Gary Johnson; One of Three Paths for Libertarians

Three Choices for the Future of Libertarianism

Libertarians are facing an identity crisis.

For the first time the Libertarian Party’s history (a Party that has focused mainly on local and state elections), they have a Presidential candidate polling above 10%, nearing the chance to take on the two main parties in a nationally televised debate.

But a lot of libertarians aren’t even very supportive of him. Why? I think this has to do with the growing pains of libertarians. At this point, realistically, libertarians have three options in moving forward.

Ron Paul presents: Libertarianism

Libertarians have been pampered. For the last two election cycles, libertarianism has been championed by Dr. Ron Paul, a principled, 12-term congressman who is certainly well-read in the philosophy, economic theory, and legal ideology backing himself. An honest man, and one with charm and charisma, he formed an inspired coalition of young people and anti-establishment types.

Today, Ron Paul still stands as a figure of libertarian values, and in starting his own Ron Paul Institute as well as his Ron Paul Channel, he continues to talk about the values and ideals that made him the libertarian flag-bearer.

For libertarians, Ron Paul represents the choice to maintain libertarianism as a separate philosophy. Consider how Ron Paul himself has remained on the fence about endorsing Gary Johnson, how his Institute wrote a scathing article about Johnson and Weld dragging libertarianism ‘through the mud’ for supporting a still very active foreign policy and a lackluster defense for the Second Amendment, among other issues.

Ron Paul is about maintaining liberty as a fully understood and appreciated political idea; not one to be misrepresented, watered down, or popularized without being deeply held.

A Gary Johnson Libertarian Party

Let’s be clear-eyed about it — Gary Johnson and Bill Weld are not fully libertarian, at least in the sense of Murray Rothbard, whose beliefs the modern Libertarian Party was formed upon; Gary Johnson and Bill Weld were Republicans, and like they say, they were fiscally conservative and socially liberal/tolerant. That works as a shorthand explanation of libertarian beliefs, but that doesn’t mean it’s the entirety of libertarianism.
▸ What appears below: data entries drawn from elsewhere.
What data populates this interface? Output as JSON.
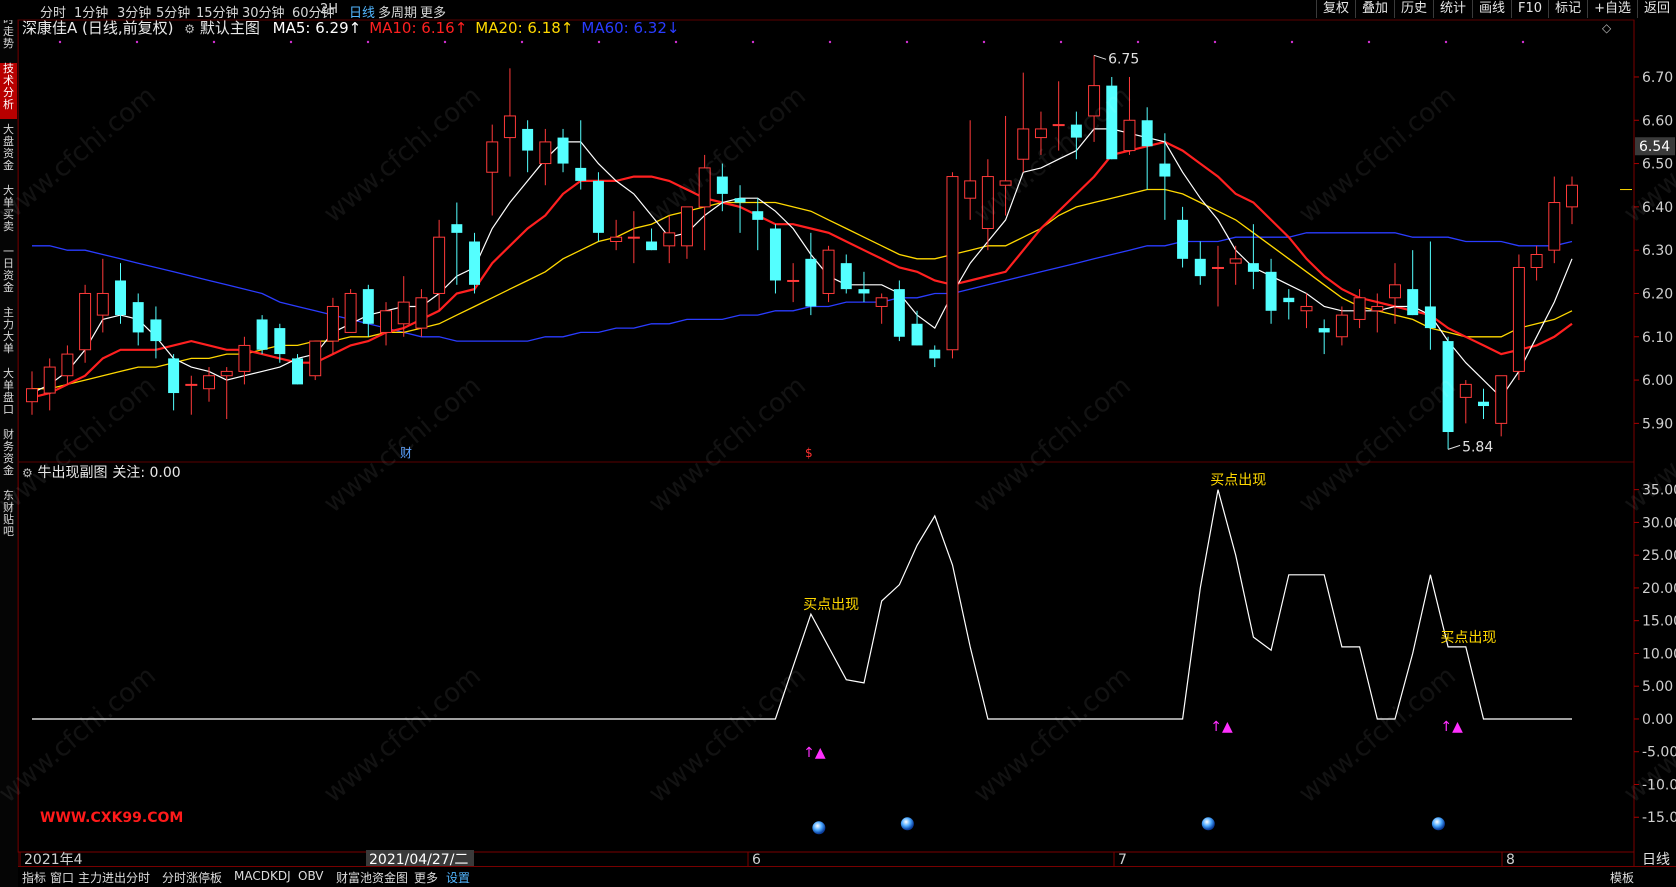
{
  "top_bar": {
    "periods": [
      "分时",
      "1分钟",
      "3分钟",
      "5分钟",
      "15分钟",
      "30分钟",
      "60分钟",
      "2H",
      "日线",
      "多周期",
      "更多"
    ],
    "active_period": "日线",
    "right_tools": [
      "复权",
      "叠加",
      "历史",
      "统计",
      "画线",
      "F10",
      "标记",
      "+自选",
      "返回"
    ]
  },
  "left_tabs": [
    {
      "label": "分时走势",
      "active": false
    },
    {
      "label": "技术分析",
      "active": true
    },
    {
      "label": "大盘资金",
      "active": false
    },
    {
      "label": "大单买卖",
      "active": false
    },
    {
      "label": "一日资金",
      "active": false
    },
    {
      "label": "主力大单",
      "active": false
    },
    {
      "label": "大单盘口",
      "active": false
    },
    {
      "label": "财务资金",
      "active": false
    },
    {
      "label": "东财贴吧",
      "active": false
    }
  ],
  "main_chart": {
    "stock_title": "深康佳A (日线,前复权)",
    "template_name": "默认主图",
    "ma": [
      {
        "label": "MA5: 6.29↑",
        "color": "#ffffff"
      },
      {
        "label": "MA10: 6.16↑",
        "color": "#ff2020"
      },
      {
        "label": "MA20: 6.18↑",
        "color": "#ffd800"
      },
      {
        "label": "MA60: 6.32↓",
        "color": "#2a3cff"
      }
    ],
    "current_price_tag": "6.54",
    "high_label": "6.75",
    "low_label": "5.84",
    "event_markers": [
      "财",
      "$"
    ],
    "y_ticks": [
      "6.70",
      "6.60",
      "6.50",
      "6.40",
      "6.30",
      "6.20",
      "6.10",
      "6.00",
      "5.90"
    ]
  },
  "sub_chart": {
    "title": "牛出现副图",
    "focus_label": "关注: 0.00",
    "signal_text": "买点出现",
    "arrow_text": "↑▲",
    "y_ticks": [
      "35.00",
      "30.00",
      "25.00",
      "20.00",
      "15.00",
      "10.00",
      "5.00",
      "0.00",
      "-5.00",
      "-10.00",
      "-15.00"
    ]
  },
  "x_axis": {
    "labels": [
      "2021年4",
      "6",
      "7",
      "8"
    ],
    "cursor_date": "2021/04/27/二",
    "period_label": "日线"
  },
  "bottom_tabs": {
    "items": [
      "指标",
      "窗口",
      "主力进出分时",
      "分时涨停板",
      "MACD",
      "KDJ",
      "OBV",
      "财富池资金图",
      "更多",
      "设置"
    ],
    "active": "设置",
    "template_label": "模板"
  },
  "watermarks": {
    "site": "www.cfchi.com",
    "red": "WWW.CXK99.COM"
  },
  "chart_data": {
    "type": "candlestick",
    "main_ylim": [
      5.82,
      6.79
    ],
    "ohlc": [
      [
        5.95,
        6.02,
        5.92,
        5.98
      ],
      [
        5.97,
        6.05,
        5.93,
        6.03
      ],
      [
        6.01,
        6.08,
        5.99,
        6.06
      ],
      [
        6.07,
        6.22,
        6.04,
        6.2
      ],
      [
        6.15,
        6.28,
        6.11,
        6.2
      ],
      [
        6.23,
        6.27,
        6.13,
        6.15
      ],
      [
        6.18,
        6.2,
        6.08,
        6.11
      ],
      [
        6.14,
        6.17,
        6.05,
        6.09
      ],
      [
        6.05,
        6.06,
        5.93,
        5.97
      ],
      [
        5.99,
        6.01,
        5.92,
        5.99
      ],
      [
        5.98,
        6.03,
        5.95,
        6.01
      ],
      [
        6.01,
        6.03,
        5.91,
        6.02
      ],
      [
        6.02,
        6.1,
        5.99,
        6.08
      ],
      [
        6.14,
        6.15,
        6.06,
        6.07
      ],
      [
        6.12,
        6.13,
        6.04,
        6.06
      ],
      [
        6.05,
        6.06,
        5.99,
        5.99
      ],
      [
        6.01,
        6.09,
        6.0,
        6.09
      ],
      [
        6.09,
        6.19,
        6.06,
        6.17
      ],
      [
        6.11,
        6.21,
        6.11,
        6.2
      ],
      [
        6.21,
        6.22,
        6.1,
        6.13
      ],
      [
        6.11,
        6.18,
        6.08,
        6.16
      ],
      [
        6.13,
        6.24,
        6.1,
        6.18
      ],
      [
        6.12,
        6.21,
        6.1,
        6.19
      ],
      [
        6.2,
        6.37,
        6.16,
        6.33
      ],
      [
        6.36,
        6.41,
        6.22,
        6.34
      ],
      [
        6.32,
        6.34,
        6.2,
        6.22
      ],
      [
        6.48,
        6.59,
        6.38,
        6.55
      ],
      [
        6.56,
        6.72,
        6.47,
        6.61
      ],
      [
        6.58,
        6.6,
        6.48,
        6.53
      ],
      [
        6.5,
        6.58,
        6.45,
        6.55
      ],
      [
        6.56,
        6.58,
        6.48,
        6.5
      ],
      [
        6.49,
        6.6,
        6.44,
        6.46
      ],
      [
        6.46,
        6.48,
        6.32,
        6.34
      ],
      [
        6.32,
        6.37,
        6.3,
        6.33
      ],
      [
        6.33,
        6.39,
        6.27,
        6.33
      ],
      [
        6.32,
        6.35,
        6.3,
        6.3
      ],
      [
        6.31,
        6.38,
        6.27,
        6.34
      ],
      [
        6.31,
        6.4,
        6.28,
        6.4
      ],
      [
        6.4,
        6.52,
        6.3,
        6.49
      ],
      [
        6.47,
        6.5,
        6.39,
        6.43
      ],
      [
        6.42,
        6.45,
        6.34,
        6.41
      ],
      [
        6.39,
        6.42,
        6.3,
        6.37
      ],
      [
        6.35,
        6.36,
        6.2,
        6.23
      ],
      [
        6.23,
        6.27,
        6.18,
        6.23
      ],
      [
        6.28,
        6.34,
        6.15,
        6.17
      ],
      [
        6.2,
        6.31,
        6.18,
        6.3
      ],
      [
        6.27,
        6.29,
        6.2,
        6.21
      ],
      [
        6.21,
        6.25,
        6.18,
        6.2
      ],
      [
        6.17,
        6.2,
        6.13,
        6.19
      ],
      [
        6.21,
        6.23,
        6.09,
        6.1
      ],
      [
        6.13,
        6.16,
        6.08,
        6.08
      ],
      [
        6.07,
        6.08,
        6.03,
        6.05
      ],
      [
        6.07,
        6.48,
        6.05,
        6.47
      ],
      [
        6.42,
        6.6,
        6.37,
        6.46
      ],
      [
        6.35,
        6.51,
        6.3,
        6.47
      ],
      [
        6.45,
        6.61,
        6.38,
        6.46
      ],
      [
        6.51,
        6.71,
        6.48,
        6.58
      ],
      [
        6.56,
        6.62,
        6.52,
        6.58
      ],
      [
        6.59,
        6.69,
        6.53,
        6.59
      ],
      [
        6.59,
        6.62,
        6.51,
        6.56
      ],
      [
        6.61,
        6.75,
        6.55,
        6.68
      ],
      [
        6.68,
        6.7,
        6.51,
        6.51
      ],
      [
        6.53,
        6.7,
        6.52,
        6.6
      ],
      [
        6.6,
        6.63,
        6.44,
        6.54
      ],
      [
        6.5,
        6.57,
        6.37,
        6.47
      ],
      [
        6.37,
        6.4,
        6.26,
        6.28
      ],
      [
        6.28,
        6.32,
        6.22,
        6.24
      ],
      [
        6.26,
        6.31,
        6.17,
        6.26
      ],
      [
        6.27,
        6.31,
        6.22,
        6.28
      ],
      [
        6.27,
        6.36,
        6.21,
        6.25
      ],
      [
        6.25,
        6.28,
        6.13,
        6.16
      ],
      [
        6.19,
        6.21,
        6.14,
        6.18
      ],
      [
        6.16,
        6.2,
        6.12,
        6.17
      ],
      [
        6.12,
        6.14,
        6.06,
        6.11
      ],
      [
        6.1,
        6.17,
        6.08,
        6.15
      ],
      [
        6.14,
        6.21,
        6.12,
        6.19
      ],
      [
        6.16,
        6.2,
        6.11,
        6.17
      ],
      [
        6.19,
        6.27,
        6.13,
        6.22
      ],
      [
        6.21,
        6.3,
        6.15,
        6.15
      ],
      [
        6.17,
        6.32,
        6.07,
        6.12
      ],
      [
        6.09,
        6.1,
        5.84,
        5.88
      ],
      [
        5.96,
        6.0,
        5.9,
        5.99
      ],
      [
        5.95,
        5.98,
        5.91,
        5.94
      ],
      [
        5.9,
        5.92,
        5.87,
        6.01
      ],
      [
        6.02,
        6.29,
        6.0,
        6.26
      ],
      [
        6.26,
        6.31,
        6.23,
        6.29
      ],
      [
        6.3,
        6.47,
        6.27,
        6.41
      ],
      [
        6.4,
        6.47,
        6.36,
        6.45
      ]
    ],
    "ma5": [
      5.97,
      5.99,
      6.02,
      6.07,
      6.14,
      6.15,
      6.14,
      6.1,
      6.05,
      6.03,
      6.02,
      6.0,
      6.01,
      6.02,
      6.03,
      6.05,
      6.06,
      6.11,
      6.13,
      6.15,
      6.16,
      6.17,
      6.17,
      6.2,
      6.24,
      6.26,
      6.35,
      6.41,
      6.46,
      6.51,
      6.55,
      6.55,
      6.5,
      6.46,
      6.43,
      6.38,
      6.33,
      6.34,
      6.38,
      6.41,
      6.42,
      6.42,
      6.39,
      6.35,
      6.29,
      6.24,
      6.22,
      6.22,
      6.22,
      6.2,
      6.15,
      6.12,
      6.2,
      6.27,
      6.32,
      6.37,
      6.48,
      6.49,
      6.51,
      6.53,
      6.58,
      6.58,
      6.57,
      6.56,
      6.55,
      6.48,
      6.42,
      6.37,
      6.3,
      6.26,
      6.24,
      6.22,
      6.2,
      6.17,
      6.16,
      6.16,
      6.16,
      6.17,
      6.17,
      6.15,
      6.09,
      6.04,
      6.0,
      5.96,
      6.02,
      6.1,
      6.18,
      6.28
    ],
    "ma10": [
      5.96,
      5.97,
      5.99,
      6.01,
      6.05,
      6.07,
      6.07,
      6.07,
      6.08,
      6.09,
      6.08,
      6.07,
      6.07,
      6.06,
      6.05,
      6.04,
      6.04,
      6.06,
      6.08,
      6.09,
      6.11,
      6.12,
      6.14,
      6.16,
      6.2,
      6.21,
      6.27,
      6.31,
      6.35,
      6.38,
      6.43,
      6.46,
      6.46,
      6.46,
      6.47,
      6.47,
      6.46,
      6.44,
      6.42,
      6.41,
      6.4,
      6.38,
      6.36,
      6.36,
      6.35,
      6.34,
      6.32,
      6.3,
      6.28,
      6.26,
      6.25,
      6.23,
      6.22,
      6.23,
      6.24,
      6.25,
      6.3,
      6.35,
      6.39,
      6.43,
      6.47,
      6.52,
      6.53,
      6.54,
      6.55,
      6.53,
      6.5,
      6.47,
      6.43,
      6.41,
      6.37,
      6.33,
      6.28,
      6.24,
      6.21,
      6.19,
      6.18,
      6.17,
      6.16,
      6.15,
      6.12,
      6.1,
      6.08,
      6.06,
      6.07,
      6.08,
      6.1,
      6.13
    ],
    "ma20": [
      5.98,
      5.98,
      5.99,
      6.0,
      6.01,
      6.02,
      6.03,
      6.03,
      6.04,
      6.05,
      6.05,
      6.06,
      6.06,
      6.07,
      6.08,
      6.08,
      6.09,
      6.09,
      6.1,
      6.1,
      6.11,
      6.11,
      6.12,
      6.13,
      6.15,
      6.17,
      6.19,
      6.21,
      6.23,
      6.25,
      6.28,
      6.3,
      6.32,
      6.33,
      6.35,
      6.36,
      6.38,
      6.39,
      6.4,
      6.41,
      6.41,
      6.41,
      6.41,
      6.4,
      6.39,
      6.37,
      6.35,
      6.33,
      6.31,
      6.29,
      6.28,
      6.28,
      6.29,
      6.3,
      6.31,
      6.31,
      6.33,
      6.35,
      6.38,
      6.4,
      6.41,
      6.42,
      6.43,
      6.44,
      6.44,
      6.43,
      6.41,
      6.39,
      6.37,
      6.34,
      6.31,
      6.28,
      6.25,
      6.22,
      6.19,
      6.17,
      6.16,
      6.15,
      6.14,
      6.12,
      6.11,
      6.1,
      6.1,
      6.1,
      6.12,
      6.13,
      6.14,
      6.16
    ],
    "ma60": [
      6.31,
      6.31,
      6.3,
      6.3,
      6.29,
      6.28,
      6.27,
      6.26,
      6.25,
      6.24,
      6.23,
      6.22,
      6.21,
      6.2,
      6.18,
      6.17,
      6.16,
      6.15,
      6.14,
      6.13,
      6.12,
      6.11,
      6.1,
      6.1,
      6.09,
      6.09,
      6.09,
      6.09,
      6.09,
      6.1,
      6.1,
      6.11,
      6.11,
      6.12,
      6.12,
      6.13,
      6.13,
      6.14,
      6.14,
      6.14,
      6.15,
      6.15,
      6.16,
      6.16,
      6.17,
      6.17,
      6.18,
      6.18,
      6.18,
      6.19,
      6.19,
      6.2,
      6.2,
      6.21,
      6.22,
      6.23,
      6.24,
      6.25,
      6.26,
      6.27,
      6.28,
      6.29,
      6.3,
      6.31,
      6.31,
      6.32,
      6.32,
      6.32,
      6.33,
      6.33,
      6.33,
      6.33,
      6.34,
      6.34,
      6.34,
      6.34,
      6.34,
      6.34,
      6.33,
      6.33,
      6.33,
      6.32,
      6.32,
      6.32,
      6.31,
      6.31,
      6.31,
      6.32
    ],
    "sub_ylim": [
      -20,
      38
    ],
    "indicator": [
      0,
      0,
      0,
      0,
      0,
      0,
      0,
      0,
      0,
      0,
      0,
      0,
      0,
      0,
      0,
      0,
      0,
      0,
      0,
      0,
      0,
      0,
      0,
      0,
      0,
      0,
      0,
      0,
      0,
      0,
      0,
      0,
      0,
      0,
      0,
      0,
      0,
      0,
      0,
      0,
      0,
      0,
      0,
      8,
      16,
      11,
      6,
      5.5,
      18,
      20.5,
      26.5,
      31,
      23.5,
      11,
      0,
      0,
      0,
      0,
      0,
      0,
      0,
      0,
      0,
      0,
      0,
      0,
      20,
      35,
      25,
      12.5,
      10.5,
      22,
      22,
      22,
      11,
      11,
      0,
      0,
      10,
      22,
      11,
      11,
      0,
      0,
      0,
      0,
      0,
      0
    ],
    "signals": [
      43,
      66,
      79
    ],
    "balls": [
      44,
      49,
      66,
      79
    ]
  }
}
However, the biggest problem facing the Party is that unfortunately, the voting public doesn’t really want the entirety of libertarianism — they want some fiscal responsibility and social tolerance.
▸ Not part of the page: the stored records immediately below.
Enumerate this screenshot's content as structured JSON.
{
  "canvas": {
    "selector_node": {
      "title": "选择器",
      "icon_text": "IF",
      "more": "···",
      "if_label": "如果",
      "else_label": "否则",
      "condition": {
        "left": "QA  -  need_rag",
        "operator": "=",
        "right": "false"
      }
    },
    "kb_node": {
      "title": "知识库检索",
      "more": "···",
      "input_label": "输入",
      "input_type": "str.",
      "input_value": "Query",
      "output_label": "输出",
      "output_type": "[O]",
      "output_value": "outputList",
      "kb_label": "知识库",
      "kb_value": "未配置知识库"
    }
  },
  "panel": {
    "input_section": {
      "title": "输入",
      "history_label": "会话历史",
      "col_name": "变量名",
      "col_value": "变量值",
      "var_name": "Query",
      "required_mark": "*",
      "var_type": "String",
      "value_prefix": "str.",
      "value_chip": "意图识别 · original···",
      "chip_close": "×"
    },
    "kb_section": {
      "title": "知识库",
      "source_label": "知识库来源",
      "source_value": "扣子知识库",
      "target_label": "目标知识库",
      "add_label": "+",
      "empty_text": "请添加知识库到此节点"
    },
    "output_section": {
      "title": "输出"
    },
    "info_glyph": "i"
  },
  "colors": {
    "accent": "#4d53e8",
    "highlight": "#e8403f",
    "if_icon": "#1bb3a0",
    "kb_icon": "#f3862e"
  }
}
Make no bones about it; Johnson and Weld really do represent that idea of being bipartisan and moderate. And if you are on board with their message, you are supportive of a libertarian approach to centrist politics. In the end, a Gary Johnson Libertarian Party is a centrist, cosmopolitan political Party that prioritizes pro-market policies, a reconstruction of drug policy, criminal justice reform, foreign policy skepticism, and internationalist orientation to trade and immigration.

This is not at all marketed as a separate philosophy, however it would help to turn the US political paradigm from “Left vs Right” into “nation-first” vs “cosmopolitan.” Whether that’s good or bad, that’s something libertarians are going to have to wrestle with. But ultimately, libertarians should have to decide whether or not it is valuable to prioritize the bipartisan possibilities of ending the Drug War, of calling an end to foreign interventionism, and of fighting for a much more free market.
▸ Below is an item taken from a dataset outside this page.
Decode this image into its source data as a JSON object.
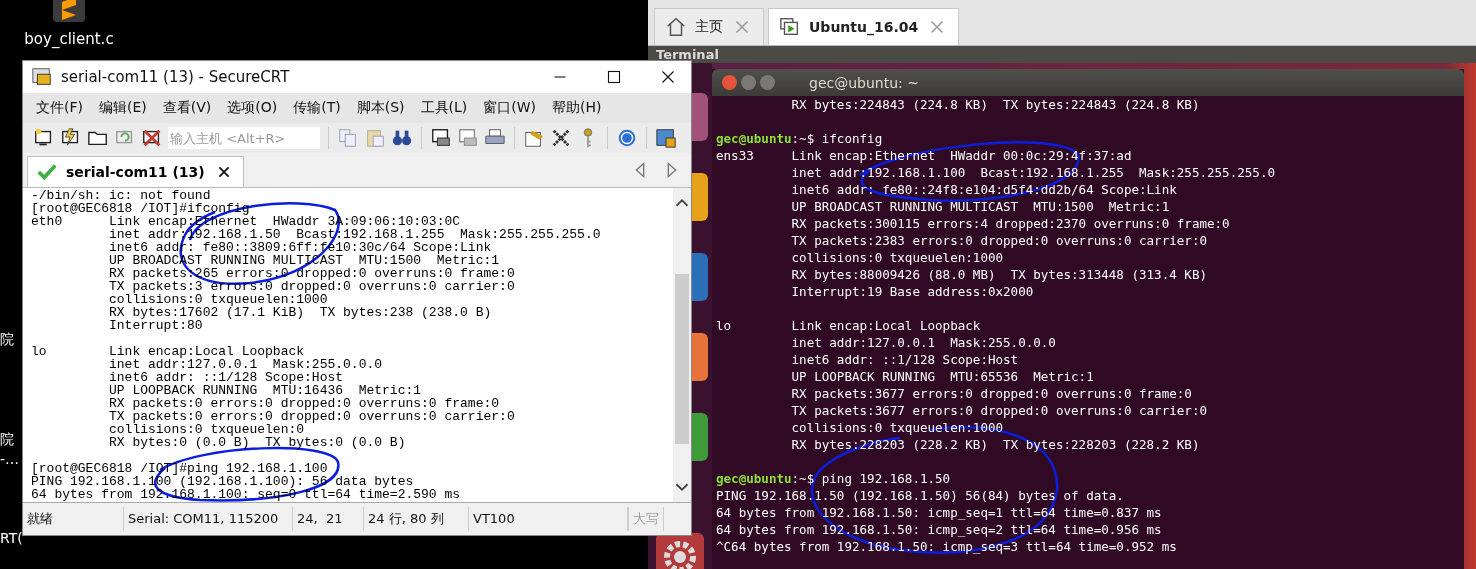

The Republican Liberty Caucus in a post-Trump GOP

What will the GOP do after November? There is no doubt that Donald Trump has done something irreversible to Republican Party — race relations have been scorned, international ties have been stretched, immigration and trade are being scrutinized, and a populist atmosphere hangs over both the national and many local elections across the Party. Someone’s going to have to pick up the pieces of the Republican party — but who?

Establishment Republicans are extremely unpopular and many Evangelical voters are opting out for Trump as a pushback against Leftism and potential threats from abroad. Outsiders are going to be the main group left to stand and among them are Rand Paul and Thomas Massie — big names for libertarian-leaning Republicans and have both publicly stated their support of Donald Trump.

It’s a somewhat uncertain future for a post-Trump GOP, but quite possibly, the surviving party may become lead by the likes of Paul Ryan, Marco Rubio, and Rand Paul — young leaders with strong will-power for nation-first conservativism. The emerging GOP would become a nation-first party, with similarities to the Conservative Party of the UK; a pro-business, strong-leader coalition with heavy national conservative factions. Could libertarian leaning candidates play a much bigger role in this future? It seems to be what’s driving Paul and Massie.